An artificial neuron looks surprisingly like any other linear model. Take an input value, multiply it by some weights and add a bias.

In [18]:
function sigm(a)
    1. / (1. + exp(-a))
end

# hard code in some weights and baises
weights = [1.,-3.,1.]
bias = 0.5
an = ArtificalNeuron(weights,bias,sigm)

# What are the outputs of these values?
x = [-2.,1.,0.]
activate(an,x)
Out[18]:
1-element Array{Float64,1}:
 0.0109869

Where artificial neurons differ from a least-squares regression, is in activation function. Though there are many functions used for neural networks, a common choice is the sigmoidal function. This takes the output of the linear model and squashes the value between 0 and 1.

In [19]:
# Gadfly is pretty wonderful
p = plot(sigm,-5,5,Guide.title("Sigmoidal activation function"))
draw(PNG(14cm,10cm),p)

Because the values approach 0 and 1 so quickly, this activation function allows us to think of an individual neuron as "active" (close to 1) or "inactive" (close to 0).

The price of complexity

By aggregating many linear models, neural networks is able to consider nonlinear relationships in attempt to generalize predictions. Neural networks, and strategies involving them such as deep learning, have become a major part of complex signal recognition such as machine vision.

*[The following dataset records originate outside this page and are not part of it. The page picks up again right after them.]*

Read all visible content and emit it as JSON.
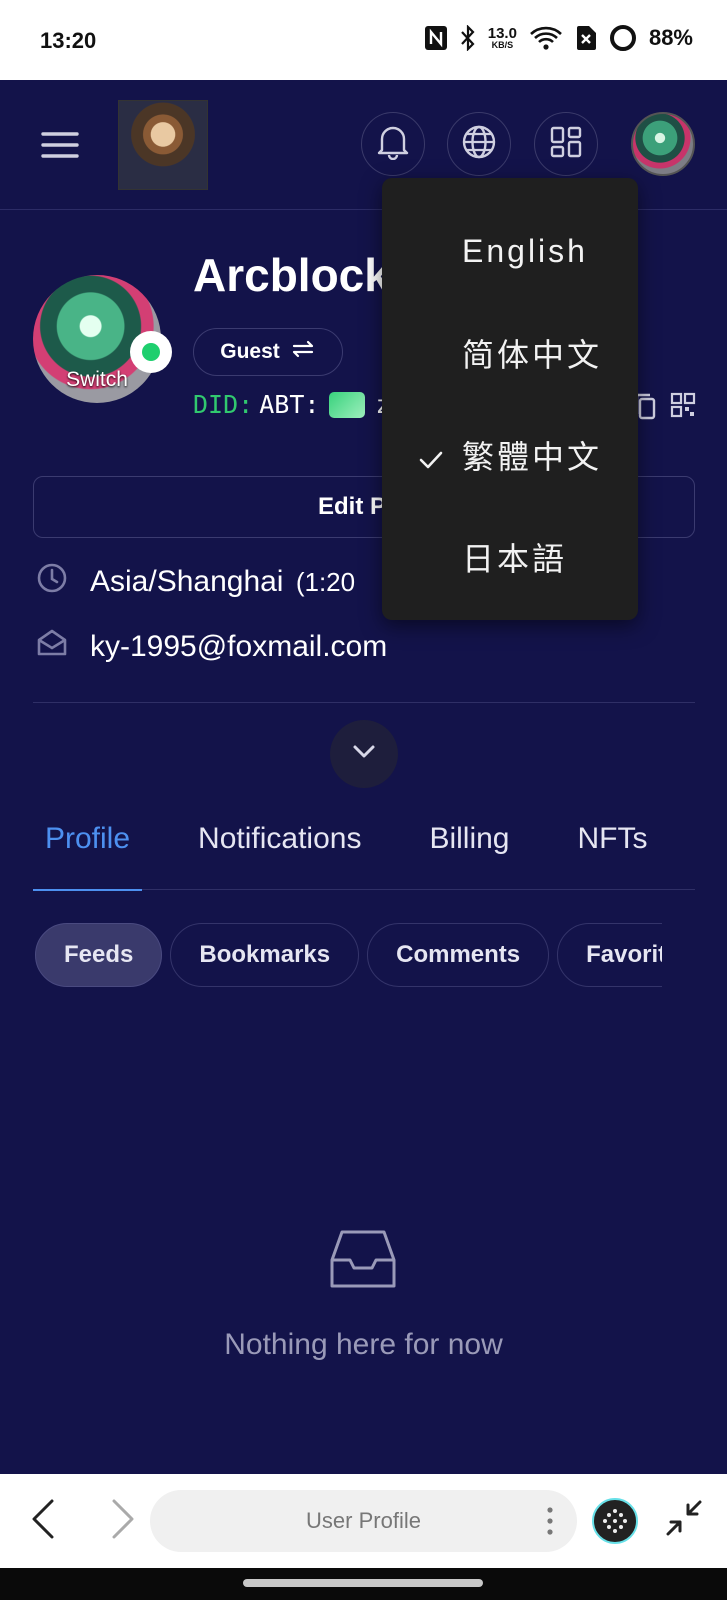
{
  "status_bar": {
    "time": "13:20",
    "speed_value": "13.0",
    "speed_unit": "KB/S",
    "battery": "88%"
  },
  "header": {
    "menu_icon": "hamburger-icon",
    "notification_icon": "bell-icon",
    "language_icon": "globe-icon",
    "apps_icon": "grid-icon"
  },
  "profile": {
    "name": "Arcblock",
    "switch_label": "Switch",
    "role": "Guest",
    "did_prefix": "DID:",
    "did_chain": "ABT:",
    "did_tail": "z",
    "edit_button": "Edit Pro",
    "timezone": "Asia/Shanghai",
    "timezone_extra": "(1:20",
    "email": "ky-1995@foxmail.com"
  },
  "tabs": [
    {
      "label": "Profile",
      "active": true
    },
    {
      "label": "Notifications",
      "active": false
    },
    {
      "label": "Billing",
      "active": false
    },
    {
      "label": "NFTs",
      "active": false
    }
  ],
  "chips": [
    {
      "label": "Feeds",
      "active": true
    },
    {
      "label": "Bookmarks",
      "active": false
    },
    {
      "label": "Comments",
      "active": false
    },
    {
      "label": "Favorite",
      "active": false
    }
  ],
  "empty_state": {
    "message": "Nothing here for now"
  },
  "language_menu": {
    "items": [
      {
        "label": "English",
        "selected": false
      },
      {
        "label": "简体中文",
        "selected": false
      },
      {
        "label": "繁體中文",
        "selected": true
      },
      {
        "label": "日本語",
        "selected": false
      }
    ]
  },
  "browser": {
    "title": "User Profile"
  },
  "colors": {
    "background": "#13134a",
    "accent": "#4d90f0",
    "did_green": "#31c96f",
    "menu_bg": "#1f1f1f"
  }
}
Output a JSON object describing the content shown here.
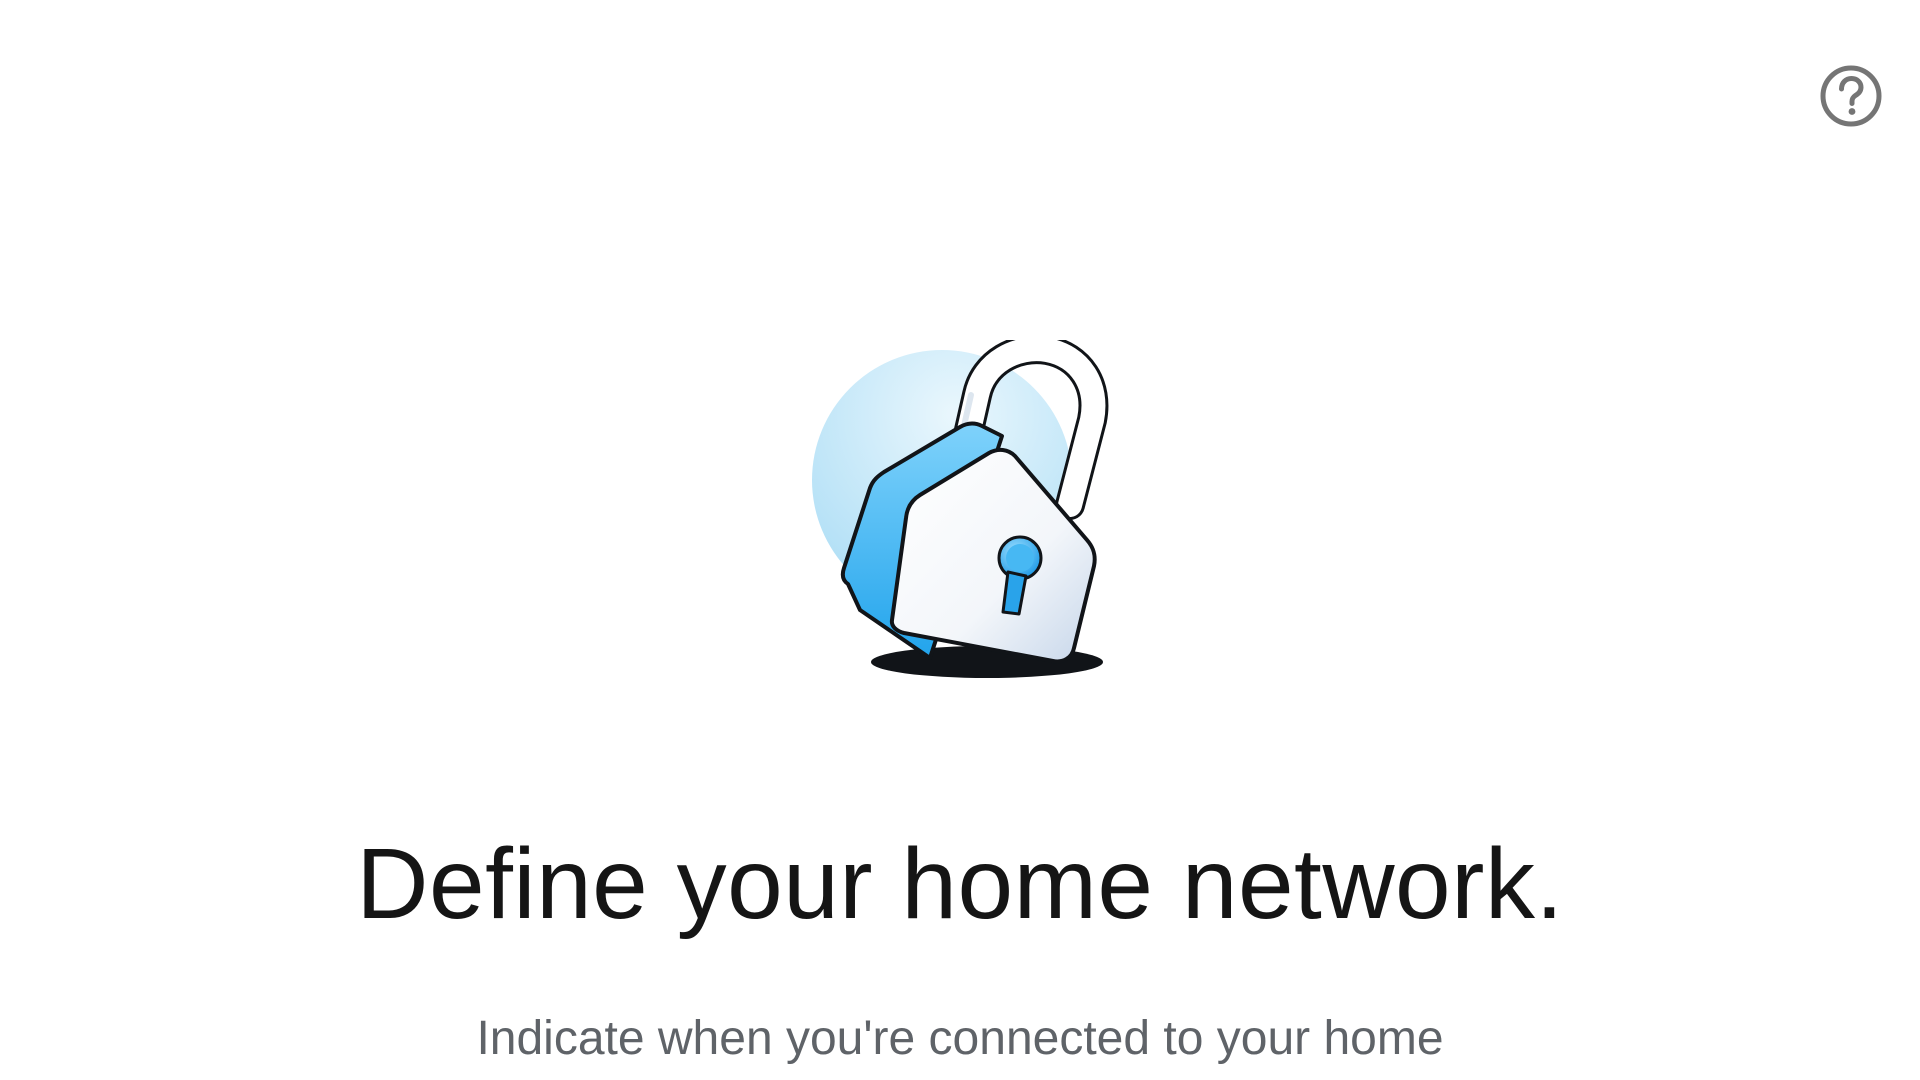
{
  "header": {
    "help_icon": "help-circle-icon",
    "help_icon_color": "#757575"
  },
  "hero": {
    "illustration": "padlock-icon",
    "accent_color": "#3ab0f0",
    "circle_color": "#c7ebfa"
  },
  "content": {
    "title": "Define your home network.",
    "subtitle": "Indicate when you're connected to your home"
  }
}
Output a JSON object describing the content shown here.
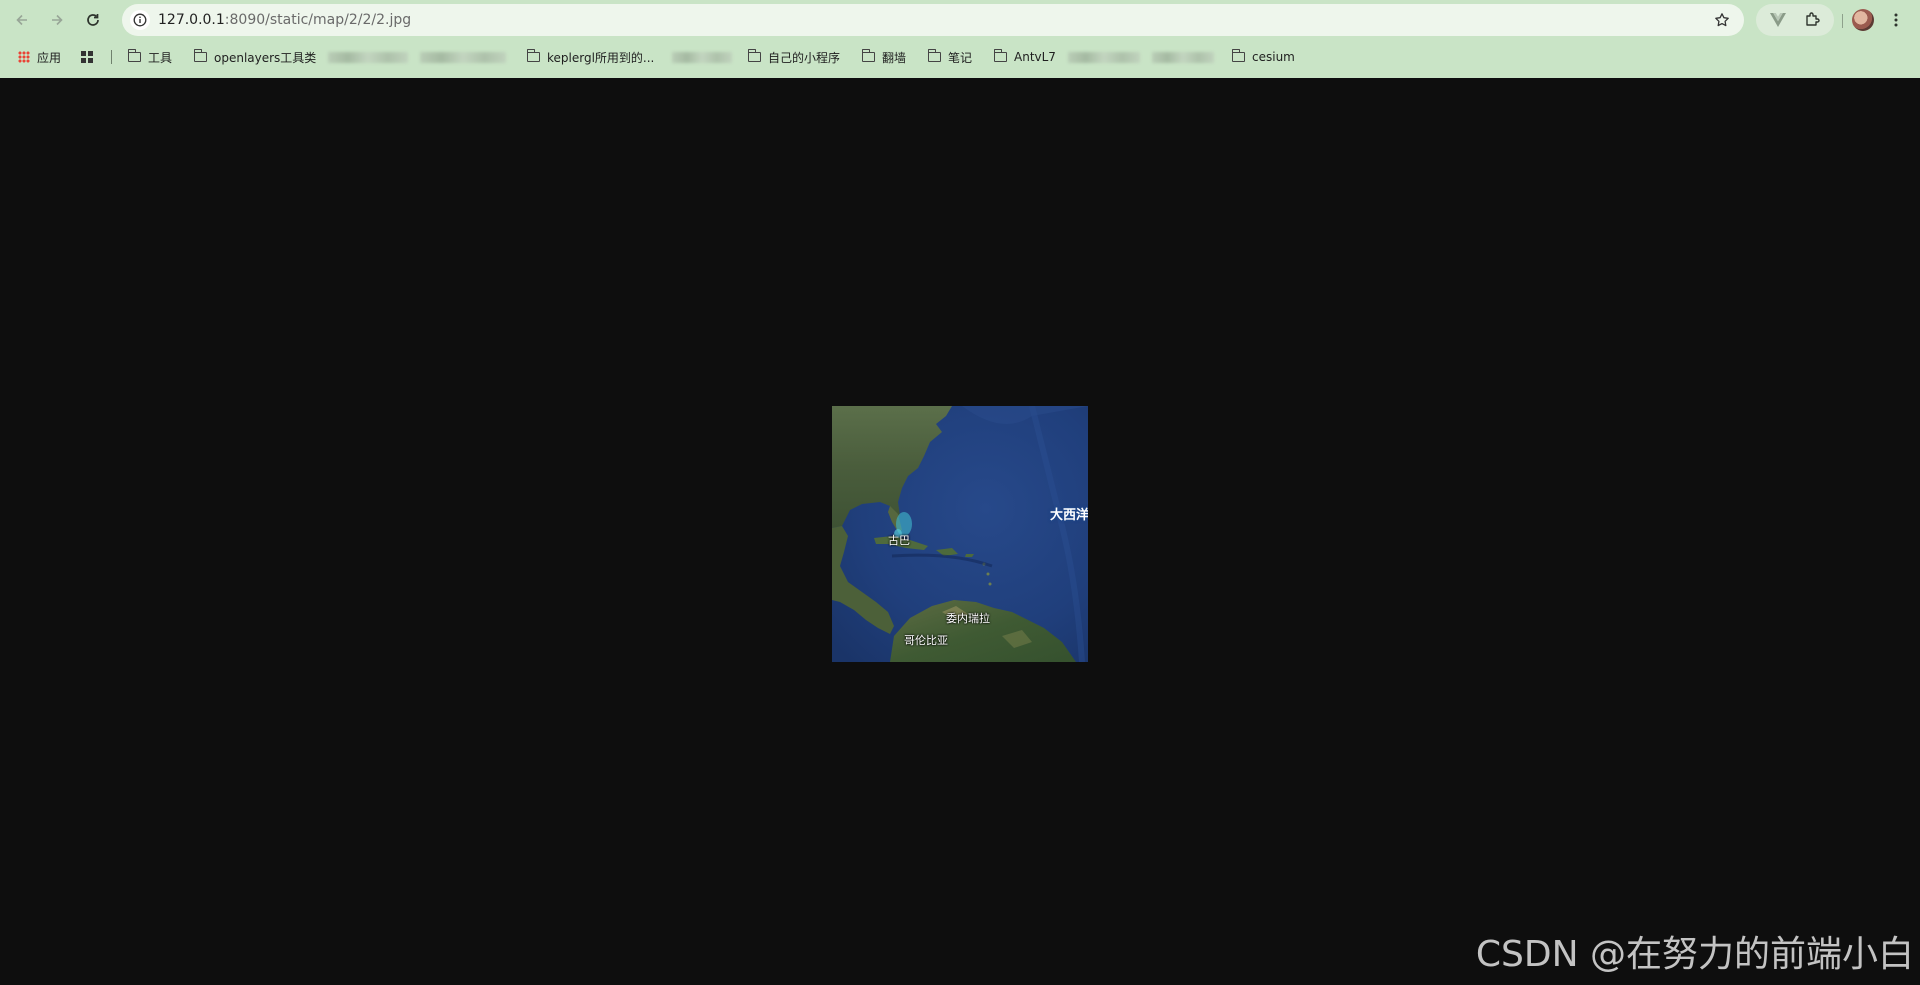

The algorithm excels at systematically evaluating features at a speed human's just can't. For problems that necessitate high dimensional and complex feature spaces, neural networks is an immensely valuable tool.

But there is a down side. The same strength of modeling interwoven relationships curtails an important property: the ability to open up the black box and understand what's going on. Often, being able to know which features are important is as critical as the actual prediction (why do customers churn vs. will a customer churn). Neural networks aren't magic, and they're not the end all be all.

Julia, on the other hand, is totally magic.